Brookfield has also written an article on overcoming alienation as the practice of adult education: the contribution of Erich Fromm to a critical theory of adult learning and education, published in 2002. He says Erich Fromm's analysis of contemporary life commodification, his call to overcome alienation and his description of automation conformity are important elements of the tradition that appears to impact adult education. Fromm, drawing on the early writings of Marx on economics and philosophy, conducted a radical, yet understandable analysis of adult learning. Fromm argued that learning how to simplify an ideology and thereby to overcome the alienation that complex theory brought, was the task of adults. Adult education is therefore a resistance force, making others aware of manipulation by ideologies and educating them to participate in the democratic process. Calling his theories "humanist," Fromm made sure that his writings would be read by many educators. But Fromm's humanism was actually militant, as a Marxian humanism looked for the "abolition of capitalist alienation and the creation of democratic socialism" (Brookfield, 2002, p. 111).

Sharan Mirriam has taken a look at Mezirow's Transformational Learning theory in an article published in 2004, which explores the link between development and learning, and finds it explicit in the theory of transformational learning proposed by Mezirow. The author points out that numerous studies have indeed shown that growth and development come from transformational learning. The author argues that one must be at a mature level of cognitive functioning to become involved in a transformational learning process. In order for transformational learning to actually occur, both critical reflection and engagement in rational discourse are necessary, as they indicate that one is on a higher level of cognitive functioning (Merriam, pp. 60-68).

Barry-Craig and McLean present the problem of and the solution to diversity. The classrooms and the workplace are becoming progressively more diverse. Immigration, globalization, an increased focus on religion and spirituality, communications technology, and an increase in domestic and international travel demand the increasing necessity of working, interacting and teaching people with backgrounds that differ from one's own. Educational practitioners find it necessary to recognize differing cultural backgrounds, assumptions, and worldviews influence understanding of adult learning. If such an understanding is not developed by educators and human relations personnel, the results would include atheoretical and/or inconsistent practice, miscommunication, misunderstandings, and cultural imperialism. Therefore a worldview is important to adoption of any theoretical ideology (Barry-Craig, pp. 231-238).
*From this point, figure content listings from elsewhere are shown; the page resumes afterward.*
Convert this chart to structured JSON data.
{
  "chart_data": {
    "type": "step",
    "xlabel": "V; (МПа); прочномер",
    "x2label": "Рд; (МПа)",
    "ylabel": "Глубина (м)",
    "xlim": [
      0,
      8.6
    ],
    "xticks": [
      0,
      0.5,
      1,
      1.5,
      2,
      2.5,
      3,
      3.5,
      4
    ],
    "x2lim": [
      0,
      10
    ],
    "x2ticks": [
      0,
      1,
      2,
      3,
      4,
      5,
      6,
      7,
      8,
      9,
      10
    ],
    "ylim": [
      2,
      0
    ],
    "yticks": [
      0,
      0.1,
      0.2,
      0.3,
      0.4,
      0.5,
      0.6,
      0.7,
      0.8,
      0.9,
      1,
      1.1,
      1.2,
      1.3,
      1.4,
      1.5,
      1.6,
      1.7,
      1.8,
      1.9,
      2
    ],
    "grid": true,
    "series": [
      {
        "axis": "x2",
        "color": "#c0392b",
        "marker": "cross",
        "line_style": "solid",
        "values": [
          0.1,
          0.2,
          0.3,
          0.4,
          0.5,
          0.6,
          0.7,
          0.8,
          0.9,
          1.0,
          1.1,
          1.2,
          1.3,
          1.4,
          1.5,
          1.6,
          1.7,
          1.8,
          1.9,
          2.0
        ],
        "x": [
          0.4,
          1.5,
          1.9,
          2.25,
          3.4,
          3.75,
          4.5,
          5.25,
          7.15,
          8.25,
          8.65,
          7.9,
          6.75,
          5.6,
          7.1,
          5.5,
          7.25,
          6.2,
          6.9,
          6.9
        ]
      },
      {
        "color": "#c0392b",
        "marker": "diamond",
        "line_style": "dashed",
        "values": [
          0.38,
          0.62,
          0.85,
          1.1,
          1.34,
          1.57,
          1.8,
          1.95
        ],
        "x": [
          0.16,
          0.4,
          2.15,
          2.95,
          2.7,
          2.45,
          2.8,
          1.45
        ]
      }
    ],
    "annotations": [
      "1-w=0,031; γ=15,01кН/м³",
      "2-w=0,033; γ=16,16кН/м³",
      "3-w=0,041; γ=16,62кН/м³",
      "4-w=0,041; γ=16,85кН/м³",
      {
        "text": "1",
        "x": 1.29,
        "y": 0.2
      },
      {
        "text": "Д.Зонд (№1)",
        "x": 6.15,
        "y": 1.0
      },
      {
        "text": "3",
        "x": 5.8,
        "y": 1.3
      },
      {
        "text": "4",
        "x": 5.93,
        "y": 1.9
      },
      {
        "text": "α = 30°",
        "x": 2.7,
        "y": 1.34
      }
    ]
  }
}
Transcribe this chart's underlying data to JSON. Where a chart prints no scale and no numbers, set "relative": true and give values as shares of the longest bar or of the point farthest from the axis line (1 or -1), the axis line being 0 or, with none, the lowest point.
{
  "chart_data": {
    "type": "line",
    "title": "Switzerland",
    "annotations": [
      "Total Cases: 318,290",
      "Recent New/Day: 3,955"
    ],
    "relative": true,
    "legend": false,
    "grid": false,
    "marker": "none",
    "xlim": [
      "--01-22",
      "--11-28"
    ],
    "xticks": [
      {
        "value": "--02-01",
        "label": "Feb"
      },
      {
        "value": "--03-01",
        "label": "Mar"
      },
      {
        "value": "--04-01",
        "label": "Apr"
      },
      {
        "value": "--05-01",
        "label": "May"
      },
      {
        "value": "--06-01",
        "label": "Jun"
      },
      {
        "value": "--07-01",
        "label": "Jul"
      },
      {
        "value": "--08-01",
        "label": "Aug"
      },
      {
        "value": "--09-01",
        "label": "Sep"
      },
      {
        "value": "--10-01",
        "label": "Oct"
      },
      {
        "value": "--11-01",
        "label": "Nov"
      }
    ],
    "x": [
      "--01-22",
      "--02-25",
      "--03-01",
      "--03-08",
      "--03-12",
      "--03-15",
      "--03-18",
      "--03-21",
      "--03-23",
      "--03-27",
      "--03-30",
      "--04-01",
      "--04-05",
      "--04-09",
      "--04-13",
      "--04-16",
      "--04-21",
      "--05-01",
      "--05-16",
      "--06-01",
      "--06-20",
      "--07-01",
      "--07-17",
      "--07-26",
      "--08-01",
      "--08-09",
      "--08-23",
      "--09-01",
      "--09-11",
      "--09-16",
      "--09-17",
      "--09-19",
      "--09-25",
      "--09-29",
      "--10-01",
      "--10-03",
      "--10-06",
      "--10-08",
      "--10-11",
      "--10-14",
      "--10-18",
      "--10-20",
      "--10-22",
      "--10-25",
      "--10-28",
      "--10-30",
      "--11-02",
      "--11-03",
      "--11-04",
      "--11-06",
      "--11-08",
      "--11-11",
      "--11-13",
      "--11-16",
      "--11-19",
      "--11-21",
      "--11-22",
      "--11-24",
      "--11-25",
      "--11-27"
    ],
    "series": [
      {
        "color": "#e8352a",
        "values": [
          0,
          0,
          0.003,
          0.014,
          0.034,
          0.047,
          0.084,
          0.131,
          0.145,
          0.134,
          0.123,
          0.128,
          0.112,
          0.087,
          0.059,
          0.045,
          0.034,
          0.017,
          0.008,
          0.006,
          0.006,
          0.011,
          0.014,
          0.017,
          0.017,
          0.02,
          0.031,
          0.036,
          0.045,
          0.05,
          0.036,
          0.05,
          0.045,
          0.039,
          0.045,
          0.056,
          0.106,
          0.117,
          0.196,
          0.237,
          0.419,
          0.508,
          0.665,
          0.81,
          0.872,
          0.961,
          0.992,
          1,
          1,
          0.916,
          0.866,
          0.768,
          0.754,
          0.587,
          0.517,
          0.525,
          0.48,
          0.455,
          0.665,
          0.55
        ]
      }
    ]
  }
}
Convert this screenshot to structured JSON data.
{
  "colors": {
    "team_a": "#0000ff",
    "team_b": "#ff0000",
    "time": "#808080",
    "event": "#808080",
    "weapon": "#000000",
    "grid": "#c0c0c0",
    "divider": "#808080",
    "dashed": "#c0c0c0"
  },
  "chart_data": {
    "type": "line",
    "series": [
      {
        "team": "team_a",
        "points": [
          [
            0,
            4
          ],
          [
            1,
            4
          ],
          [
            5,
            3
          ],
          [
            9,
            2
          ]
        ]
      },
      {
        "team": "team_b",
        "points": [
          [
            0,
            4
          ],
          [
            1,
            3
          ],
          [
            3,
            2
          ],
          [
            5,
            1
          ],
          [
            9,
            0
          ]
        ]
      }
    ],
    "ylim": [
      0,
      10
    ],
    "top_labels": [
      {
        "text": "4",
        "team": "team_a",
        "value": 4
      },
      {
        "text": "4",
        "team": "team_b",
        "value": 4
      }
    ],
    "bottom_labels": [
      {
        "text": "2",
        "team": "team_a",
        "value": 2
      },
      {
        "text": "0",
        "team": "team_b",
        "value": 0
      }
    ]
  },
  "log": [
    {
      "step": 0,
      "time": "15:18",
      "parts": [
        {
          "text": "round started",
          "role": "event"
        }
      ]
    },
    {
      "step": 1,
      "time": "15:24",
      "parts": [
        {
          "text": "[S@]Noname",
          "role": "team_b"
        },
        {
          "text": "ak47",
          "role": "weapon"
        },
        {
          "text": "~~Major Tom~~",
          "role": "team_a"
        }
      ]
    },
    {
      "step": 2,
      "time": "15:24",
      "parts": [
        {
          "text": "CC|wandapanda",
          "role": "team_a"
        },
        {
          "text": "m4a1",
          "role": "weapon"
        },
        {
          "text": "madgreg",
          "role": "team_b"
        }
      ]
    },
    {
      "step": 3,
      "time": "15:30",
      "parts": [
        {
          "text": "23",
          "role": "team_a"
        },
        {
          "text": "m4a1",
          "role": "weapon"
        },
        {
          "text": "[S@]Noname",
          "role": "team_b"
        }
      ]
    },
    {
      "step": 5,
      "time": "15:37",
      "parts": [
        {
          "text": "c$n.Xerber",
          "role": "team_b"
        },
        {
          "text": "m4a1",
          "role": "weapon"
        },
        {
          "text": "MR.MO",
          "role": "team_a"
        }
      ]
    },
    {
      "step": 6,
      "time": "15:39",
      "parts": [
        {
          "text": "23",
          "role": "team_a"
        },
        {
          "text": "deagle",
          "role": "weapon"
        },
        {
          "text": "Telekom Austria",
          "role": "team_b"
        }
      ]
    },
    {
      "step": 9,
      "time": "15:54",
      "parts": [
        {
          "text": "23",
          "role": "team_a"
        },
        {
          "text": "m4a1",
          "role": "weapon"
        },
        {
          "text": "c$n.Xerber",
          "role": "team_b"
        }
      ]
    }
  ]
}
This treatise by Alisa Belzer explores how previous experiences in formal educational contexts control adult learners' views of their current learning framework. With data gained by interviewing five women involved in a program for General Educational Development, the research suggests that adult learners' previous construction of learning contexts functions as a screening process while learning. The features of in progress contexts while learning either pass easily through the learner's screen, may not fit, creating tension and ambivalence, or may go beyond the boundaries of the screen. The results of each individual's experience are analyzed and arguments made for an examination of adult learners' screens whenever the process of adult learning begins for each individual (Belzer, pp. 41-59).